If we navigate to the reviews service, for example, we will see how we are using the user account entity we had specified earlier in the account service. We can also notice that from the array of dummy data specified in the user service, there are ids, which are unique and can be used to reference these fields in other services as the need arises.

Also, we are destructuring the Apollo server and the type definitions.

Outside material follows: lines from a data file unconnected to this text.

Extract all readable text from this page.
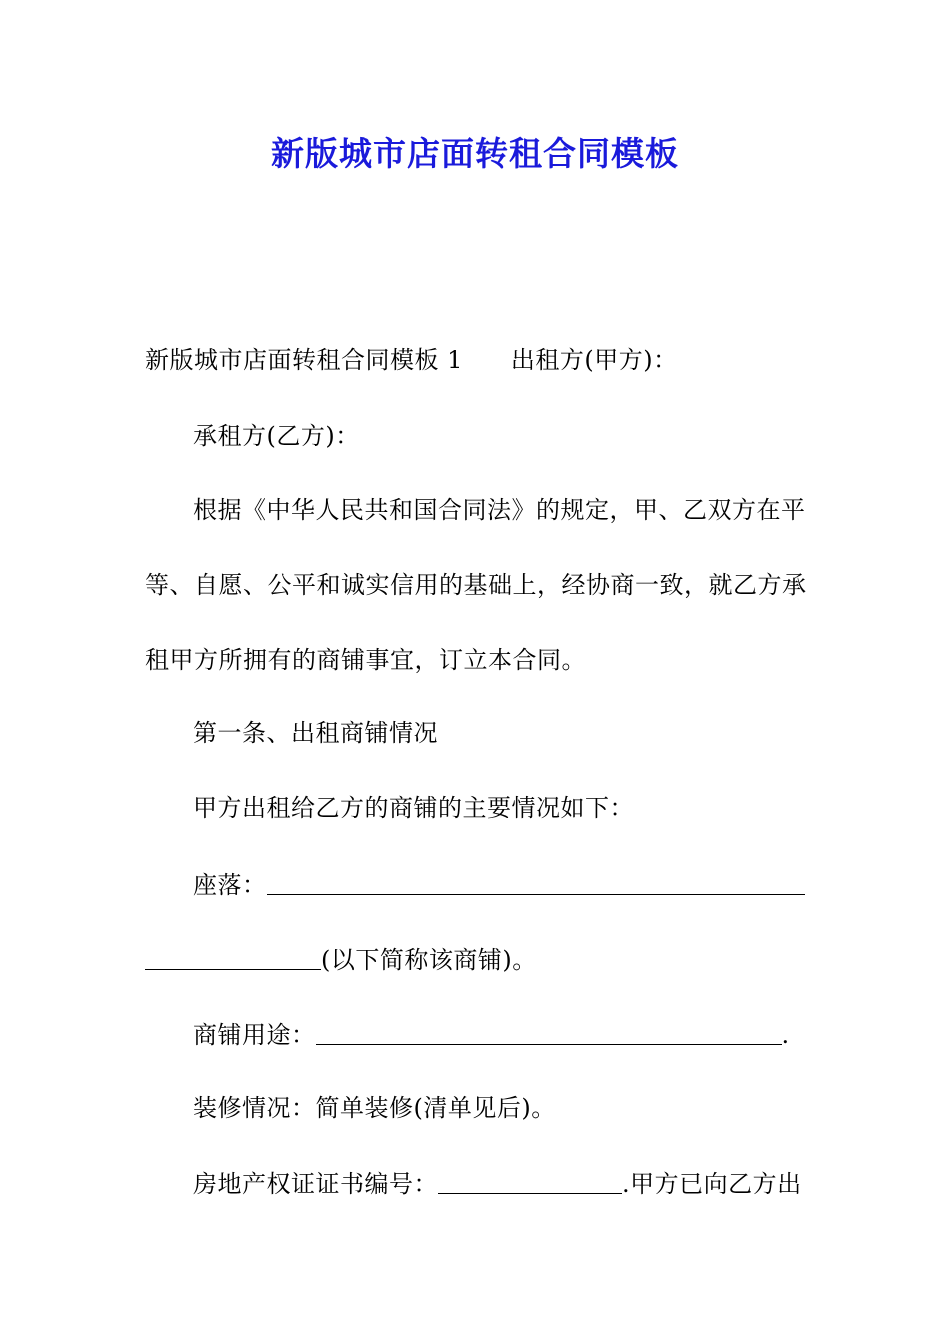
新版城市店面转租合同模板
新版城市店面转租合同模板 1 出租方(甲方)：
承租方(乙方)：
根据《中华人民共和国合同法》的规定，甲、乙双方在平
等、自愿、公平和诚实信用的基础上，经协商一致，就乙方承
租甲方所拥有的商铺事宜，订立本合同。
第一条、出租商铺情况
甲方出租给乙方的商铺的主要情况如下：
座落：
(以下简称该商铺)。
商铺用途：	.
装修情况：简单装修(清单见后)。
房地产权证证书编号：	.甲方已向乙方出
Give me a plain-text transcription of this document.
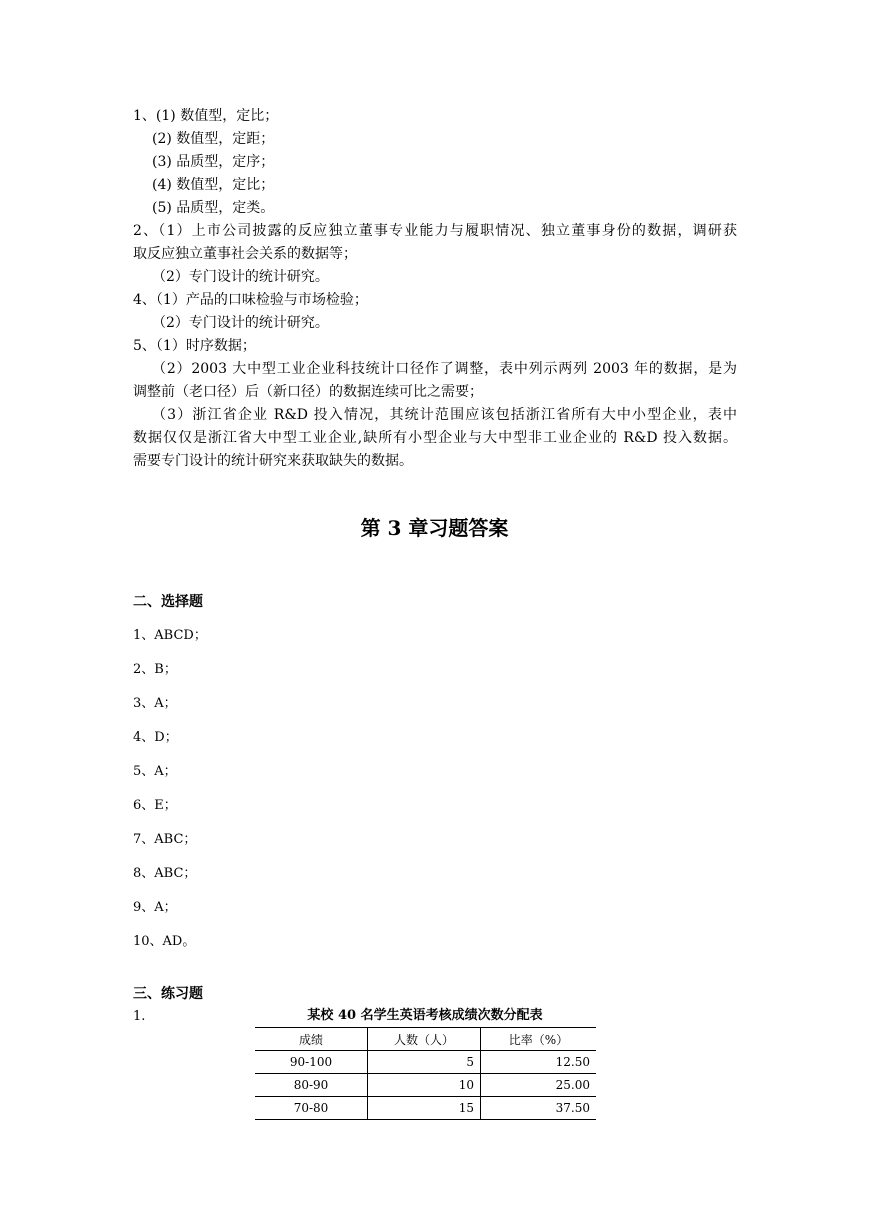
1、(1) 数值型，定比；
(2) 数值型，定距；
(3) 品质型，定序；
(4) 数值型，定比；
(5) 品质型，定类。
2、（1）上市公司披露的反应独立董事专业能力与履职情况、独立董事身份的数据，调研获
取反应独立董事社会关系的数据等；
（2）专门设计的统计研究。
4、（1）产品的口味检验与市场检验；
（2）专门设计的统计研究。
5、（1）时序数据；
（2）2003 大中型工业企业科技统计口径作了调整，表中列示两列 2003 年的数据，是为
调整前（老口径）后（新口径）的数据连续可比之需要；
（3）浙江省企业 R&D 投入情况，其统计范围应该包括浙江省所有大中小型企业，表中
数据仅仅是浙江省大中型工业企业,缺所有小型企业与大中型非工业企业的 R&D 投入数据。
需要专门设计的统计研究来获取缺失的数据。
第 3 章习题答案
二、选择题
1、ABCD；
2、B；
3、A；
4、D；
5、A；
6、E；
7、ABC；
8、ABC；
9、A；
10、AD。
三、练习题
1.	某校 40 名学生英语考核成绩次数分配表
成绩	人数（人）	比率（%）
90-100	5	12.50
80-90	10	25.00
70-80	15	37.50
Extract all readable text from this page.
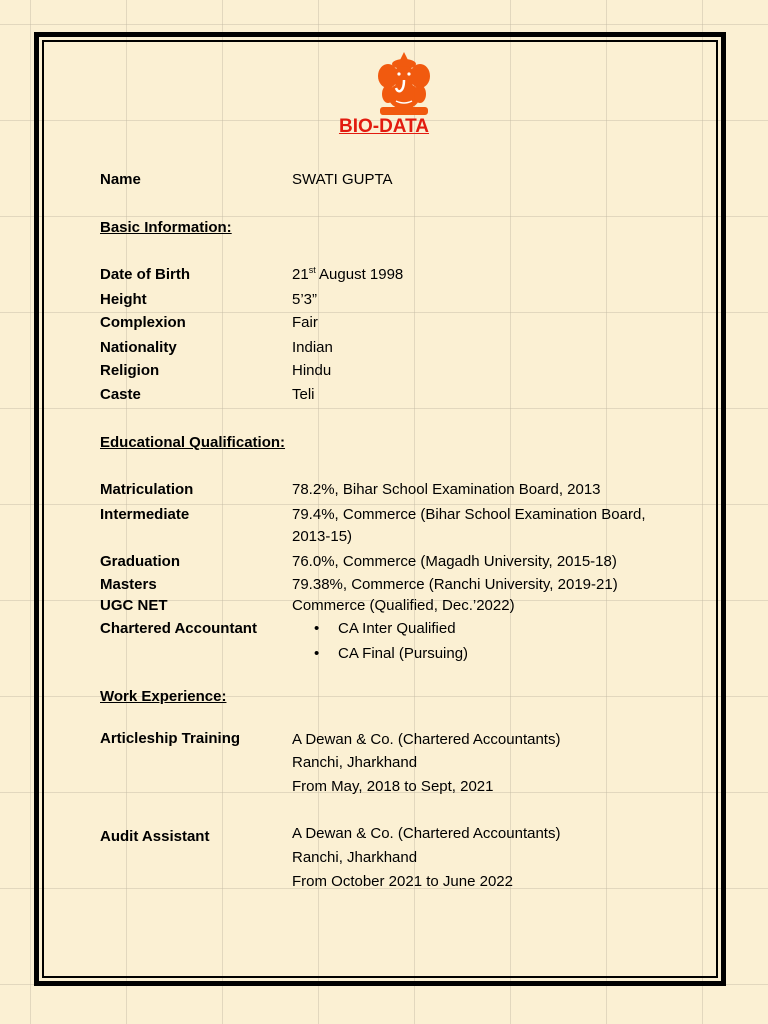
BIO-DATA
Name	SWATI GUPTA
Basic Information:
Date of Birth	21st August 1998
Height	5’3”
Complexion	Fair
Nationality	Indian
Religion	Hindu
Caste	Teli
Educational Qualification:
Matriculation	78.2%, Bihar School Examination Board, 2013
Intermediate	79.4%, Commerce (Bihar School Examination Board,
2013-15)
Graduation	76.0%, Commerce (Magadh University, 2015-18)
Masters	79.38%, Commerce (Ranchi University, 2019-21)
UGC NET	Commerce (Qualified, Dec.’2022)
Chartered Accountant	• CA Inter Qualified
• CA Final (Pursuing)
Work Experience:
Articleship Training	A Dewan & Co. (Chartered Accountants)
Ranchi, Jharkhand
From May, 2018 to Sept, 2021
Audit Assistant	A Dewan & Co. (Chartered Accountants)
Ranchi, Jharkhand
From October 2021 to June 2022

To build a federated schema, we can see that we are importing the buildFederatedSchema, useful for wrapping the resolvers, and then the type defs we had imported earlier from the Apollo server.

Conclusion

Federated architecture is indeed a novelty in the sense that it simplifies, in a highly optimized manner, the problem of bringing together multiple schemas from different microservices and merging them into one unified graph API.

While this is also somewhat possible in monolith-based architectures, there are numerous drawbacks; thus, it is quickly becoming less attractive as a go-to for building modern, highly distributed systems.

In this article, we have learned how federated architecture eases the lives of developers and majorly distributed teams working independently yet synchronously. With these improvements and advancements, it is indeed safe to say the ecosystem will continue to see even more improved features.

Additionally, ideas — or, rather, implementations — thought to be previously difficult to achieve are becoming simpler and more accessible, albeit layered above some levels of abstractions with syntactic sugar.

Finally, we can then make our decision about federation taking into consideration the idea that microservices are not the only solution — as a result, architectural decisions or choices always come with some level of tradeoff.